In a Thursday filing, Bragg wrote that his office had received “approximately 31,000 pages of additional records” from the US Attorney’s Office (USAO) and would “not oppose a brief adjournment of up to 30 days to permit sufficient time for defendant to review the USAO productions.”
Trump was indicted in March of last year on 34 felony charges related to the former president’s hush-money payment to adult film actress Stormy Daniels ahead of the 2016 election. The trial was originally scheduled to begin on March 25.
Bragg seemed to be ready to move forward with the historic prosecution of a former president. Last month, the DA requested that the court impose a gag order on Trump preventing him from speaking out against witnesses, investigators, jury members, and others involved in the criminal proceedings.

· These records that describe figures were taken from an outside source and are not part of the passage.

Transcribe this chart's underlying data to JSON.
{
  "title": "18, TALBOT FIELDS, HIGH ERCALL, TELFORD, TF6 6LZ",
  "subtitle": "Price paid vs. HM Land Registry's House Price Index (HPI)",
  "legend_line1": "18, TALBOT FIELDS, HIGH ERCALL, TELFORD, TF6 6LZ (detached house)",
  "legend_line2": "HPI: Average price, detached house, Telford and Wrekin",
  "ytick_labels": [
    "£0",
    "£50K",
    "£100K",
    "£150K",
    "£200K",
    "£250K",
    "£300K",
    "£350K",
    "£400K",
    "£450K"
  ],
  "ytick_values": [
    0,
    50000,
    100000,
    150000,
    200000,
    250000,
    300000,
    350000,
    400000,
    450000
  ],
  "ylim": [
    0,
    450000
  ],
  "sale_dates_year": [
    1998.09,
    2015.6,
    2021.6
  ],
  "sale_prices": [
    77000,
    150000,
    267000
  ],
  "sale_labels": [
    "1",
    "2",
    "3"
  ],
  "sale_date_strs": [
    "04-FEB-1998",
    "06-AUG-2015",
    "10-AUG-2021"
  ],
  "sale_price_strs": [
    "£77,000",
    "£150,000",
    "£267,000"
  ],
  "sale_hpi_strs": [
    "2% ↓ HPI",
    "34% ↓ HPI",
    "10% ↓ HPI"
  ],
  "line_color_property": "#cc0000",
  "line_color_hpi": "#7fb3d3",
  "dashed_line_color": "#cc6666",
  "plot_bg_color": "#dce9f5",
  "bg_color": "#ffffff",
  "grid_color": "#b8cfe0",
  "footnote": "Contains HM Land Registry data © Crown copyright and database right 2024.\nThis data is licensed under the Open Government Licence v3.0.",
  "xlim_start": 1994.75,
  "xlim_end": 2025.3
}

Prosecutors noted that the former president has a long track record publicly attacking his perceived enemies, and included a list of more than 80 documented threats against Bragg, members of his family, or other Manhattan officials since the former president’s indictment.
Trump — who is also facing multiple criminal cases outside of New York — has been working overtime to have the various prosecutions against him either delayed or thrown out. On Thursday, a federal judge in Florida heard arguments in the former president’s bid to have the Justice Department’s classified documents case dismissed on grounds that his alleged mishandling of state secrets was protected under the Presidential Records Act.
In September, the former president claimed that he’s “allowed to do whatever” he wants during an interview with conservative radio personality Hugh Hewitt. The attitude of unchecked authority is what has guided the bulk of Trump’s legal arguments in the criminal cases against him. In January, his attorneys argued before D.C.’s Court of Appeals that the president should have virtually blanket immunity from prosecution over crimes committed while in office. They even went so far as to lay out that — under their interpretation of the law — a president could only be tried for ordering the assassination of a political opponent if he was first impeached by Congress.
Trump plans to blame his lawyers in the hush money case. In a court filing released earlier this week, Trump’s current attorneys wrote that “President Trump intends to elicit evidence concerning the presence, involvement and advice of lawyers in relevant events giving rise to the charges in the Indictment.”
Given that many of the lawyers and sycophants Trump surrounded himself with during his presidency have also ended up as defendants in criminal cases, it’s likely that such a strategy will result in plenty of finger-pointing between the former president and his former allies.